Kevin passed through Utrecht at around lunch time today. It’s an interesting town, situated in the middle of a game reserve, with game roaming the town’s streets.
It has an interesting history too. The Boers, in the form of AT Spies, JC Klopper and CJ van Rooyen, who spoke fluent isiZulu, traded 100 cattle in 1852 from King Mpande, for a piece of land, according to Wikipedia. Van Rooyen was a friend of Mpande and had assisted him a few years earlier. The agreement with Mpande, dated 8 September 1854, read:
“Under the authority vested in me as Panda, King of the Zulus, I herewith declare that I have traded one portion of my land to the undersigned emigrants in exchange for one hundred head of cattle, which cattle I have received on this date and have given the land noted below as the everlasting property of the emigrants.” It was signed with an X.
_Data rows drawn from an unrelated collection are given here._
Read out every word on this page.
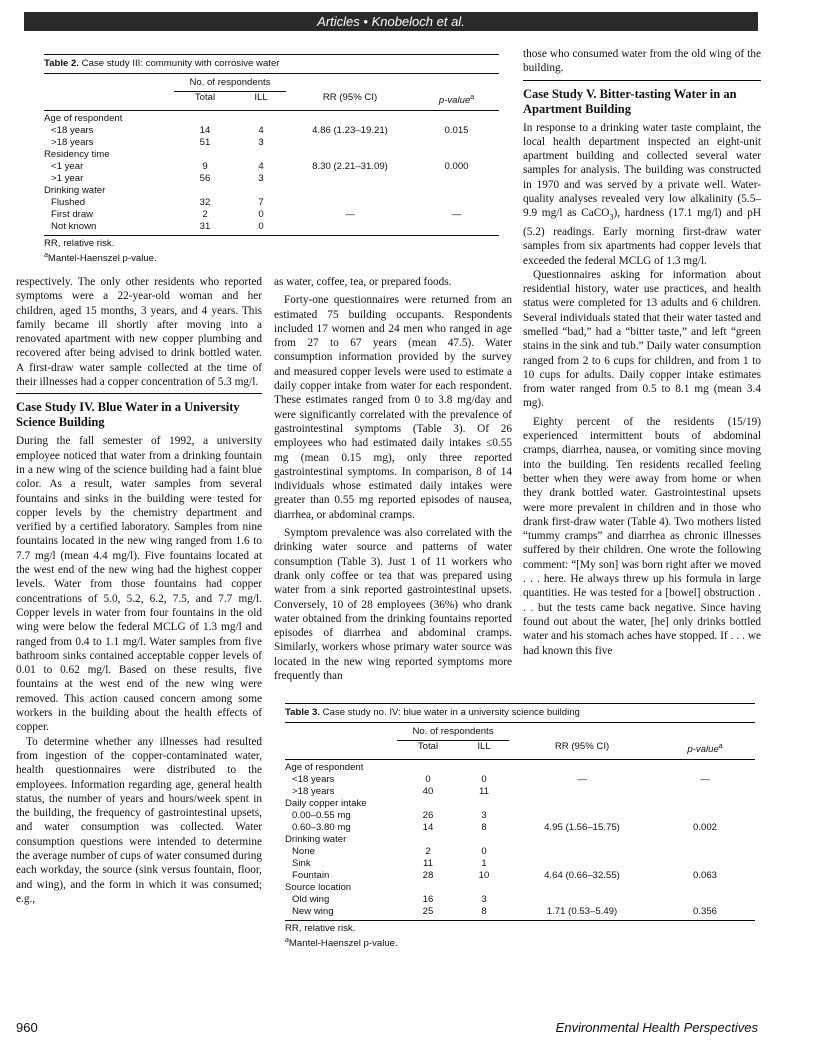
Articles • Knobeloch et al.
Table 2. Case study III: community with corrosive water
	No. of respondents			
	Total	ILL	RR (95% CI)	p-value$^a$
Age of respondent				
<18 years	14	4	4.86 (1.23–19.21)	0.015
>18 years	51	3		
Residency time				
<1 year	9	4	8.30 (2.21–31.09)	0.000
>1 year	56	3		
Drinking water				
Flushed	32	7		
First draw	2	0	—	—
Not known	31	0		
RR, relative risk.
$^a$Mantel-Haenszel p-value.

respectively. The only other residents who reported symptoms were a 22-year-old woman and her children, aged 15 months, 3 years, and 4 years. This family became ill shortly after moving into a renovated apartment with new copper plumbing and recovered after being advised to drink bottled water. A first-draw water sample collected at the time of their illnesses had a copper concentration of 5.3 mg/l.

Case Study IV. Blue Water in a University Science Building

During the fall semester of 1992, a university employee noticed that water from a drinking fountain in a new wing of the science building had a faint blue color. As a result, water samples from several fountains and sinks in the building were tested for copper levels by the chemistry department and verified by a certified laboratory. Samples from nine fountains located in the new wing ranged from 1.6 to 7.7 mg/l (mean 4.4 mg/l). Five fountains located at the west end of the new wing had the highest copper levels. Water from those fountains had copper concentrations of 5.0, 5.2, 6.2, 7.5, and 7.7 mg/l. Copper levels in water from four fountains in the old wing were below the federal MCLG of 1.3 mg/l and ranged from 0.4 to 1.1 mg/l. Water samples from five bathroom sinks contained acceptable copper levels of 0.01 to 0.62 mg/l. Based on these results, five fountains at the west end of the new wing were removed. This action caused concern among some workers in the building about the health effects of copper.

To determine whether any illnesses had resulted from ingestion of the copper-contaminated water, health questionnaires were distributed to the employees. Information regarding age, general health status, the number of years and hours/week spent in the building, the frequency of gastrointestinal upsets, and water consumption was collected. Water consumption questions were intended to determine the average number of cups of water consumed during each workday, the source (sink versus fountain, floor, and wing), and the form in which it was consumed; e.g.,

as water, coffee, tea, or prepared foods.

Forty-one questionnaires were returned from an estimated 75 building occupants. Respondents included 17 women and 24 men who ranged in age from 27 to 67 years (mean 47.5). Water consumption information provided by the survey and measured copper levels were used to estimate a daily copper intake from water for each respondent. These estimates ranged from 0 to 3.8 mg/day and were significantly correlated with the prevalence of gastrointestinal symptoms (Table 3). Of 26 employees who had estimated daily intakes ≤0.55 mg (mean 0.15 mg), only three reported gastrointestinal symptoms. In comparison, 8 of 14 individuals whose estimated daily intakes were greater than 0.55 mg reported episodes of nausea, diarrhea, or abdominal cramps.

Symptom prevalence was also correlated with the drinking water source and patterns of water consumption (Table 3). Just 1 of 11 workers who drank only coffee or tea that was prepared using water from a sink reported gastrointestinal upsets. Conversely, 10 of 28 employees (36%) who drank water obtained from the drinking fountains reported episodes of diarrhea and abdominal cramps. Similarly, workers whose primary water source was located in the new wing reported symptoms more frequently than

those who consumed water from the old wing of the building.

Case Study V. Bitter-tasting Water in an Apartment Building

In response to a drinking water taste complaint, the local health department inspected an eight-unit apartment building and collected several water samples for analysis. The building was constructed in 1970 and was served by a private well. Water-quality analyses revealed very low alkalinity (5.5–9.9 mg/l as CaCO$_3$), hardness (17.1 mg/l) and pH (5.2) readings. Early morning first-draw water samples from six apartments had copper levels that exceeded the federal MCLG of 1.3 mg/l.

Questionnaires asking for information about residential history, water use practices, and health status were completed for 13 adults and 6 children. Several individuals stated that their water tasted and smelled “bad,” had a “bitter taste,” and left “green stains in the sink and tub.” Daily water consumption ranged from 2 to 6 cups for children, and from 1 to 10 cups for adults. Daily copper intake estimates from water ranged from 0.5 to 8.1 mg (mean 3.4 mg).

Eighty percent of the residents (15/19) experienced intermittent bouts of abdominal cramps, diarrhea, nausea, or vomiting since moving into the building. Ten residents recalled feeling better when they were away from home or when they drank bottled water. Gastrointestinal upsets were more prevalent in children and in those who drank first-draw water (Table 4). Two mothers listed “tummy cramps” and diarrhea as chronic illnesses suffered by their children. One wrote the following comment: “[My son] was born right after we moved . . . here. He always threw up his formula in large quantities. He was tested for a [bowel] obstruction . . . but the tests came back negative. Since having found out about the water, [he] only drinks bottled water and his stomach aches have stopped. If . . . we had known this five

Table 3. Case study no. IV: blue water in a university science building
	No. of respondents			
	Total	ILL	RR (95% CI)	p-value$^a$
Age of respondent				
<18 years	0	0	—	—
>18 years	40	11		
Daily copper intake				
0.00–0.55 mg	26	3		
0.60–3.80 mg	14	8	4.95 (1.56–15.75)	0.002
Drinking water				
None	2	0		
Sink	11	1		
Fountain	28	10	4.64 (0.66–32.55)	0.063
Source location				
Old wing	16	3		
New wing	25	8	1.71 (0.53–5.49)	0.356
RR, relative risk.
$^a$Mantel-Haenszel p-value.
960	Environmental Health Perspectives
But nothing is everlasting, except in heaven, especially when greedy colonials are bristling on the crest of surrounding koppies. “The Republic of Utrecht existed until 1858, when it joined the Republic of Lydenburg. This republic joined the ZAR in 1860. Utrecht and Vryheid remained part of the ZAR until 31 May 1902, when the ZAR surrendered to Great Britain. After this, both towns (and their districts) were incorporated into the colony of Natal as spoils of war.”
Republic of Utrecht, a quaint idea. I wonder what Utrechters would say about that these days.